It’s a puzzle that doctors can’t crack: why do otherwise healthy migrants become asthmatic soon after moving to Australia?
Australia has one of the highest asthma rates in the world and now there is increasing evidence that people who move here from Asia and other non-western countries are developing allergies they previously didn’t have.
As part of this phenomenon, which researchers are yet to explain but believe could be the result of changes to diet, exposure to new allergens or even hygiene can have dire consequences.
The most horrific example happened in Melbourne in 2016, when weather conditions caused thousands of people to suffer simultaneous allergic reactions during the world’s worst ever thunderstorm asthma epidemic.
One of them was Eritrean-born Mohamed Basher, 33, who went into cardiac arrest after enduring a severe asthma attack that left him unable to breathe.
Mr Basher woke up seven days later in the intensive care unit and spent five weeks in St Vincent’s Hospital after developing a lung infection.
He said he didn’t have allergies when he moved to Australia in 2001 but started getting itchy eyes and hayfever a few years later.
“I try to stay indoors as much as I can during October and November,” he said.
Many people were outside on that day in November when a cool change swept through the city, bringing relief to residents after a run of hot weather but also saturating the air with invisible and unprecedented danger.
High winds caused fields of ryegrass in Melbourne’s north and west to release their pollen into the warm spring air.
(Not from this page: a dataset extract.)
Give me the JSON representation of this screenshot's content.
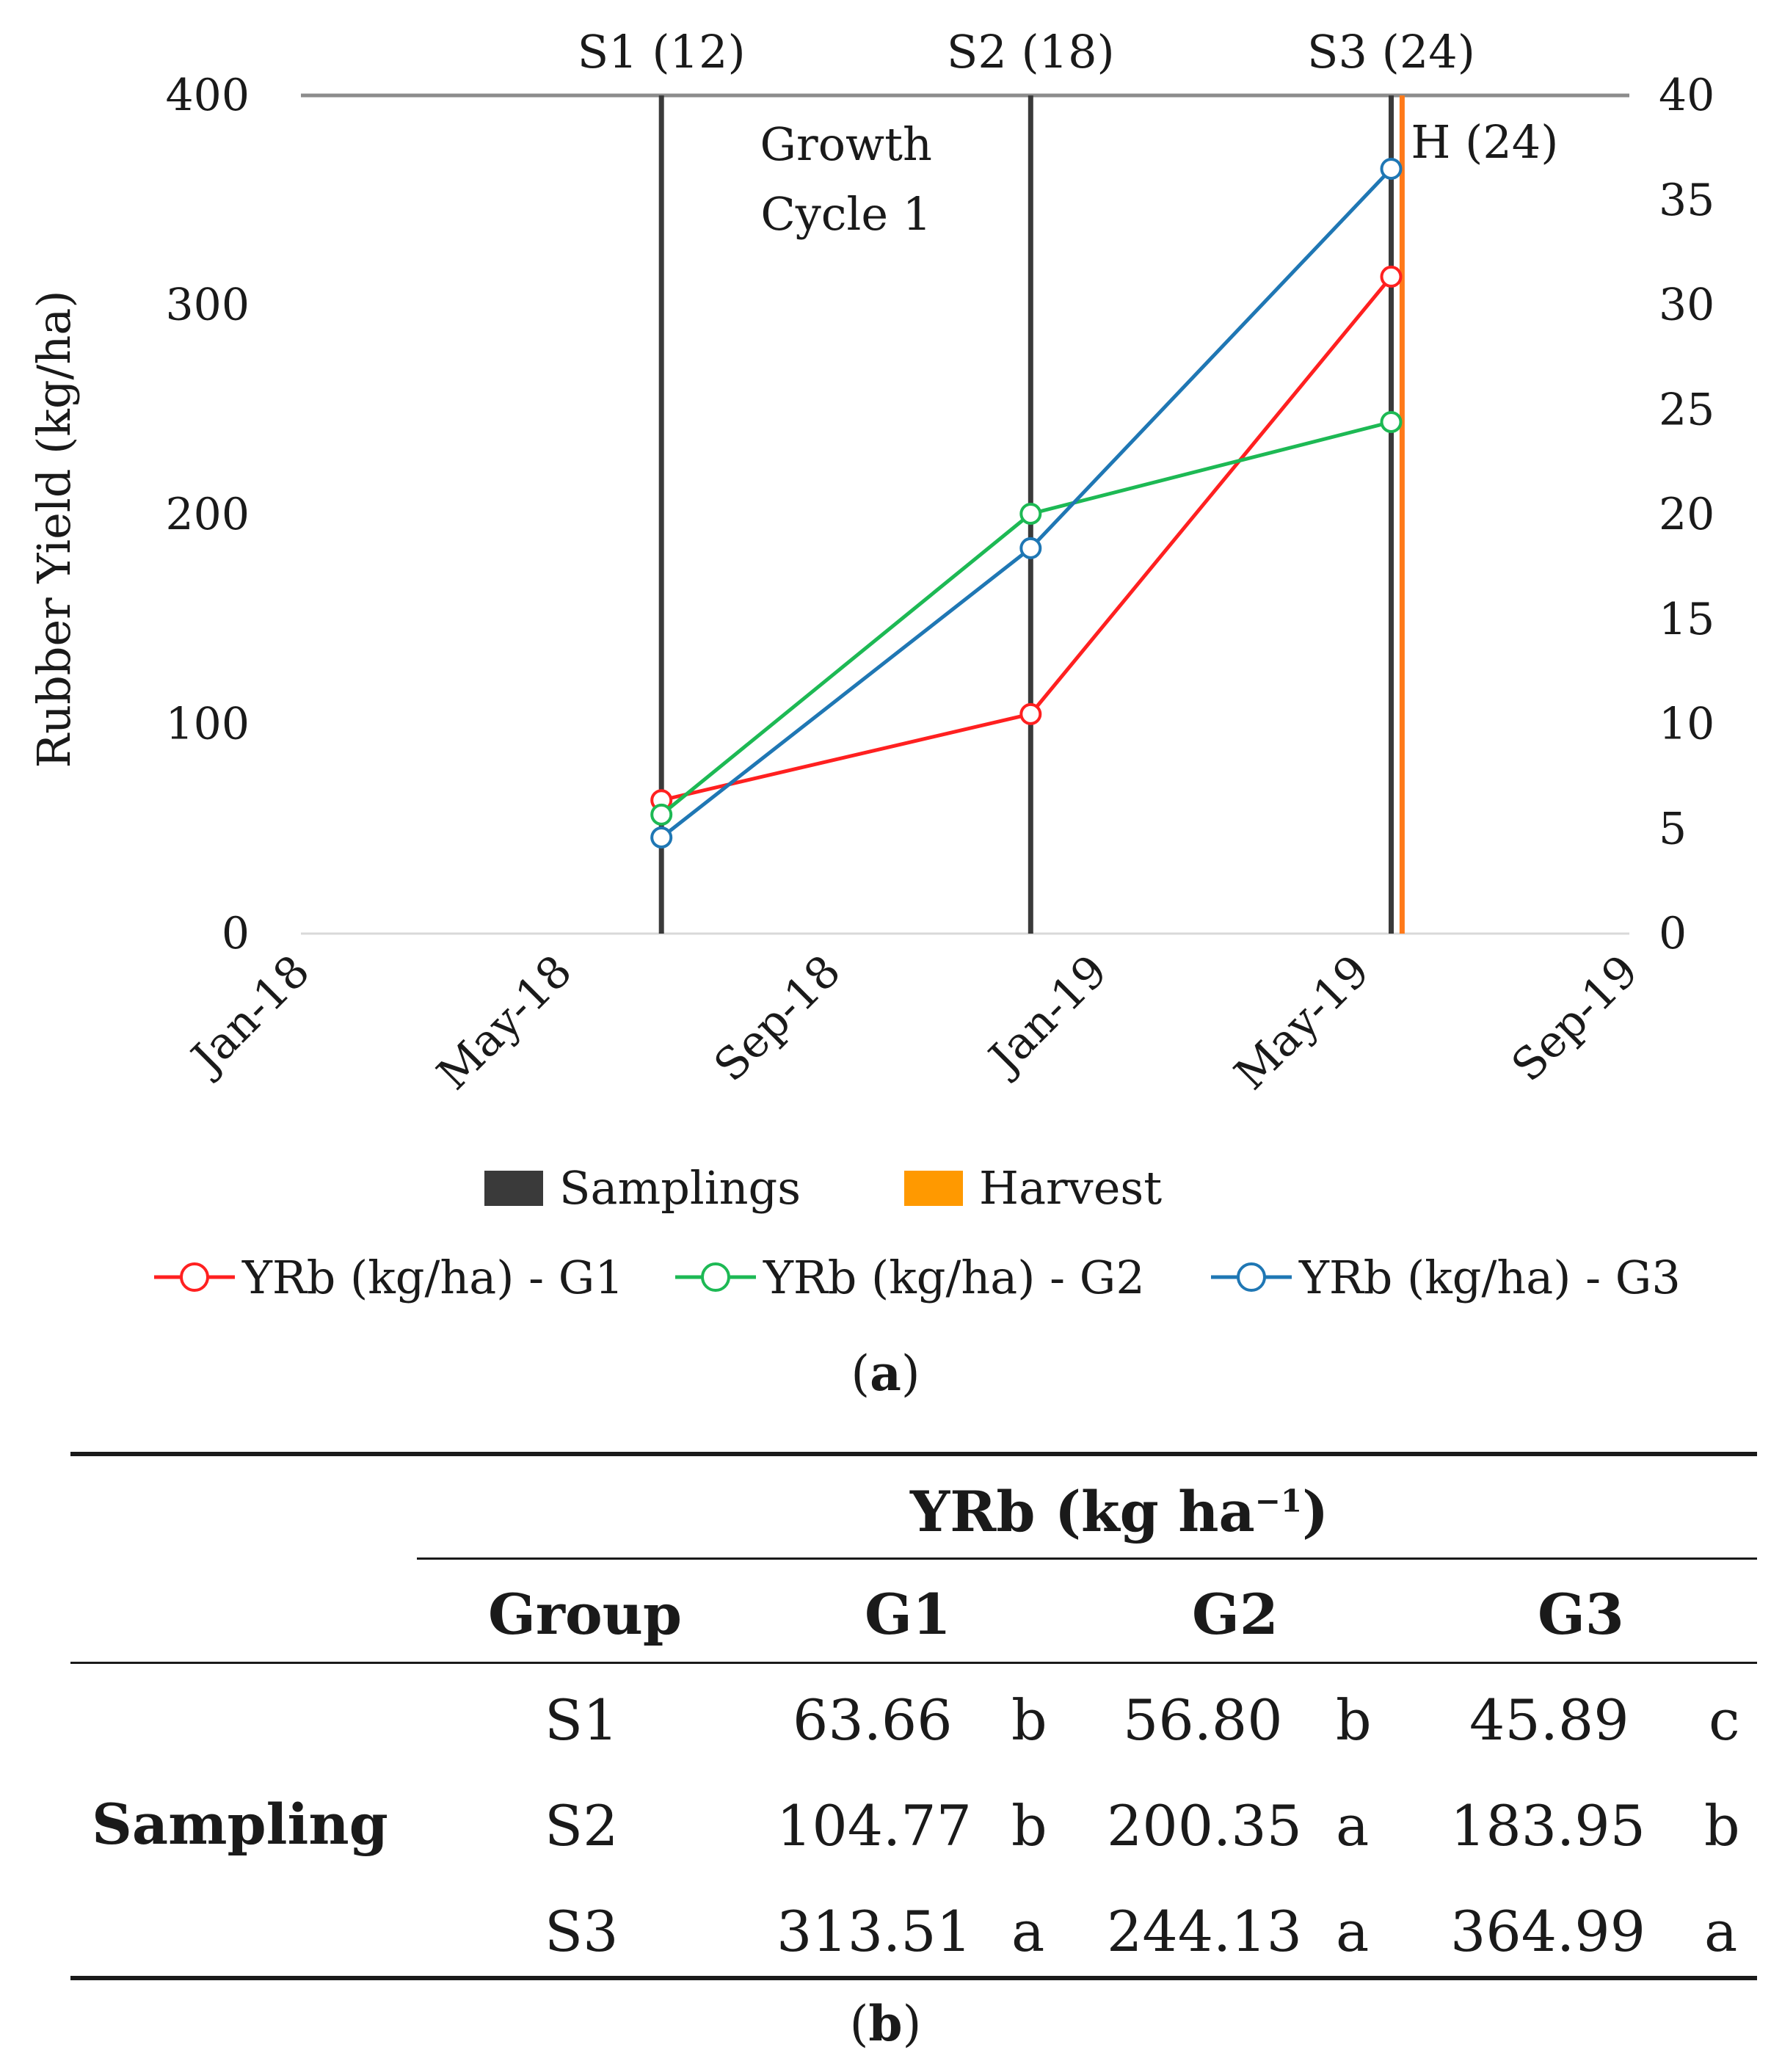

The sudden gust of colder, moister air then took that pollen and shattered it into millions of tiny fragments which entered the lungs of asthmatics around the city.
The disaster that followed is currently the subject of a coronial inquiry, which heard this week that among those who suffered the most were Asian migrants — many of whom developed their allergies only after moving to Australia.
A study by a team of Melbourne scientists presented to the Coroner’s Court found that 39 per cent of the patients who flooded emergency rooms were of Asian or Indian background and 54 per cent of those admitted to intensive care were born overseas.
Ten people died during the disaster, six of them born in India or other parts of Asia.
“People of Asian background coming to Australia, a very typical pattern is the first five years they are OK, between five and 10 years they start getting hayfever, and then they develop wheezing and asthma,” says one of the study’s authors, Professor Francis Thien, who works with migrants every day as an asthma specialist at Eastern Health.
He points to a piece of research published in 1996, which found that Asian migrants were almost twice as likely to have hayfever as people born in Australia; the longer they lived in Australia, the more likely to develop the condition they became. As many as six in 10 would develop spring hayfever within three years.
That paper was written by Dr Roland Leung, who first noticed that his fellow international students in Melbourne were developing hayfever soon after arriving in Australia.
While the findings broke new ground, Dr Leung is disappointed a follow-up investigation hasn’t uncovered more.
“Should it have been done, it might have prevented some of the thunderstorm asthma attacks in subsequent years,” he says.
One theory is that migrants don’t encounter the same allergens, particularly ryegrass pollen, in their home countries. When they come in contact with such pollen in Australia, their allergies are activated.
Dr Naghmeh Radhakrishna, based at the respiratory department at St Vincent’s Hospital, says
there are migrants who are developing symptoms of hayfever or asthma but aren’t picking up on it.
“A lot of the time they’re not on appropriate medication or they aren’t using their treatment properly, and their asthma is not particularly well controlled,” she says. “They’re at a much higher risk.”
While the thunderstorm asthma epidemic most affected Asian migrants, there are signs the issue could be spread much wider.
A 2003 paper looked at a broader range of migrants attending high school in Western Sydney, finding that those who moved from a country with low asthma rates (which includes Asian countries, parts of Africa and the Middle East) developed an increase in symptoms the longer they were in Australia.
Perhaps most startling was that the symptoms flared within two years.
One of the study’s authors, Professor Peter Gibson, was also involved in separate research which found that Greenland Inuits who moved to nearby Denmark had higher rates of asthma than those who didn’t.
He is unable to explain why such an effect takes place but suggests that the current best guess by researchers is changes in lifestyle, particularly diet.
“It could be adopting a western diet, which is high in saturated fat, low in soluble fibre and low in anti-oxidants,” he says.
The last thing Mr Basher remembers on that spring day in 2016 before he slipped into unconsciousness is telling his wife to call an ambulance. Paramedics had to put a tube into his lung to help him breathe.
Despite the sudden onset of the attack, at least he knew he had asthma — many of those affected had no idea.
“I am very lucky to be alive and talking to you. I read the news. Ten people died, some people didn’t even have the symptoms,” he said.